Depuis les années 50, Warren Williams vit avec ses parents, ses soeurs Glenda et Etta, son frère Graden, dans une modeste plantation de coton et d'arachides, propriété de son père, ce qui pour tout Noir du Mississippi, est une source de fierté. Au sein de cette société basée sur la suprématie d'une couleur de peau, se forment dans les années 60, des mouvements protestataires qui luttent pour faire inscrire les Noirs sur les listes électorales. le Freedom Summer de 1964 est l'épisode le plus connu de ce combat pour l'égalité du droit de vote. Dans la famille Williams, les avis sont nuancés. Seul Graden s'est engagé et milite activement et clandestinement. En conséquence de son désir de justice, en 1965, Graden est enlevé, séquestré, torturé, émasculé puis jeté encore vivant dans un marécage où il se noie. le pasteur dit de lui lors de ses obsèques qu'il était un jeune homme passionné, idéaliste, résolu, une vive lumière qui s'est éteinte beaucoup trop tôt. Ses assassins ne sont pas inquiétés au-delà d'une parodie de procès qui les laisse libres.
Warren écrasé par la culpabilité et le doute, quitte sa famille, et entame une longue errance à travers les Etats-Unis au cours de laquelle il rassemble avec ténacité tous les renseignements concernant la mort de son frère.
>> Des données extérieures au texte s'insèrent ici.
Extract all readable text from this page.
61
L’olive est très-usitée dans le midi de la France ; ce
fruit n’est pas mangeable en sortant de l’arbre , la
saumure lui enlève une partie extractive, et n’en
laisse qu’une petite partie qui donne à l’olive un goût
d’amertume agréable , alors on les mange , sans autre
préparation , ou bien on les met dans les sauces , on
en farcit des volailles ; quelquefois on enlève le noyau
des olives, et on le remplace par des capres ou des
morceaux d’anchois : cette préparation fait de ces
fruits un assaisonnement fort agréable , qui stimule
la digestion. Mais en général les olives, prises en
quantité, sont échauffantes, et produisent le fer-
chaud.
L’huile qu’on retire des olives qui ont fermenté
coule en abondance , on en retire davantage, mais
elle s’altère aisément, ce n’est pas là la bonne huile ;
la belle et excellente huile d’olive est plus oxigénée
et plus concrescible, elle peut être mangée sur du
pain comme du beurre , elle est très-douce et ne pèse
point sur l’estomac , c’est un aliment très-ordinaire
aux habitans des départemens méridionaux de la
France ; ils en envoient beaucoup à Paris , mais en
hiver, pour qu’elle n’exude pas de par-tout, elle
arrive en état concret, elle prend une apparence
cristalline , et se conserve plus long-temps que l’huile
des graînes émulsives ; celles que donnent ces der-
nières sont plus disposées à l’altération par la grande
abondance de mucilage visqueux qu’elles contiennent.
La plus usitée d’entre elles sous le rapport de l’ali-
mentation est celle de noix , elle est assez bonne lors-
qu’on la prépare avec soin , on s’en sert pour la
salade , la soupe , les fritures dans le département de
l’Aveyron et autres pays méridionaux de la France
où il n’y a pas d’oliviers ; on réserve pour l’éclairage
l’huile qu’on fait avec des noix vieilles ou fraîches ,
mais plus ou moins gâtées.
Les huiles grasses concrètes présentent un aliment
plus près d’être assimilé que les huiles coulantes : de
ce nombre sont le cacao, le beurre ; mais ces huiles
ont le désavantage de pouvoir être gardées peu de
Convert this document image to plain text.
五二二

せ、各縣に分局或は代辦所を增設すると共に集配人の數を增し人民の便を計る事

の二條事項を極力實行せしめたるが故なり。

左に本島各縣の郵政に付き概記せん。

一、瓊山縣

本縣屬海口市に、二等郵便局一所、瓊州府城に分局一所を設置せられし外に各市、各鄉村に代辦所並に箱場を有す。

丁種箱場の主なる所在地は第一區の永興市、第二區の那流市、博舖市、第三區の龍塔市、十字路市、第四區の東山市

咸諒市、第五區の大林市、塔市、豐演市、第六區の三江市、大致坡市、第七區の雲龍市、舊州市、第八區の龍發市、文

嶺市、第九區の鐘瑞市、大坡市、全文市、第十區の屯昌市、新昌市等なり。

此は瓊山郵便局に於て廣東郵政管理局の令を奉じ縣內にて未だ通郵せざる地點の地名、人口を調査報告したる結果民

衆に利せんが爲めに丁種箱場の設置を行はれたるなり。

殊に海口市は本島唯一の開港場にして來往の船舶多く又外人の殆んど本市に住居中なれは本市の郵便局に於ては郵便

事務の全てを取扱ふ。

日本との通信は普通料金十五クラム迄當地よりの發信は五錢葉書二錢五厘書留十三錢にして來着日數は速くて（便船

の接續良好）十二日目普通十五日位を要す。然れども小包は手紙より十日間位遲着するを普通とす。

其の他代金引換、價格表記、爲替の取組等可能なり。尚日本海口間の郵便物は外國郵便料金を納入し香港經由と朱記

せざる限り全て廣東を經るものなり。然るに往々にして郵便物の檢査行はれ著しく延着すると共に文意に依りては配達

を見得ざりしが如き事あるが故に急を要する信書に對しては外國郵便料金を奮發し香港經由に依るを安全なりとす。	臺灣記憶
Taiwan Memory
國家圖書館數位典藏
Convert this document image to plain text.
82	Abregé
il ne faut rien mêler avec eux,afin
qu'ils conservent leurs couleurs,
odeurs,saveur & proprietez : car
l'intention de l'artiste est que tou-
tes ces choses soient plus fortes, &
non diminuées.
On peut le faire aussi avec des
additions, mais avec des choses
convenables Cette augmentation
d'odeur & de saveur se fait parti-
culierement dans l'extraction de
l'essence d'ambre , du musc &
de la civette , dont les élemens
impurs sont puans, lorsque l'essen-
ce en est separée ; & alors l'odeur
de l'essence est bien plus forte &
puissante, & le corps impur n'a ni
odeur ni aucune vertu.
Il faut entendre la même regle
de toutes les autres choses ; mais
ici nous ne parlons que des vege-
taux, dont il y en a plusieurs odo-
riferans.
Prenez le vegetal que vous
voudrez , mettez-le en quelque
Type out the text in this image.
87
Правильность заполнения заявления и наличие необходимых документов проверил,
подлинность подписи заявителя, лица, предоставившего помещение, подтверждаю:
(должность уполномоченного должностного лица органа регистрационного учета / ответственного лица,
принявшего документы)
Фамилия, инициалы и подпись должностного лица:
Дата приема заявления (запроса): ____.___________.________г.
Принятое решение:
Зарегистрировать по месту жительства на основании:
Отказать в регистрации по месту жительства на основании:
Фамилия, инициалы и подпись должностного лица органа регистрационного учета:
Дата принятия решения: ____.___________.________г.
Craig Shreve ne donne pas au lecteur un cours magistral d'histoire contemporaine, il s'en défend d'ailleurs dans une très brève note en fin d'ouvrage. le récit de la vie quotidienne des Williams émaillée de brimades, humiliations, agressions, suffit à faire comprendre universellement la violence et les injustices subies par l'ensemble des afro-américains, et donne au roman toute sa force, tout son réalisme, toute sa sincérité. Les faits relatés ont le goût irremplaçable du vécu. Tout le talent de l'auteur consiste à incruster une famille ordinaire dans un contexte historique plus vaste, en évoquant le Freedom Summer ou Emmett Till, battu à mort à l'âge de 14 ans pour avoir sifflé une blanche dans la rue. L'écriture de
Craig Shreve est précise, économe et puissante, acéré est son sens de l'observation et minutieux le choix de ses mots. Pour toutes ces raisons et bien d'autres, il s'agit d'un roman à découvrir.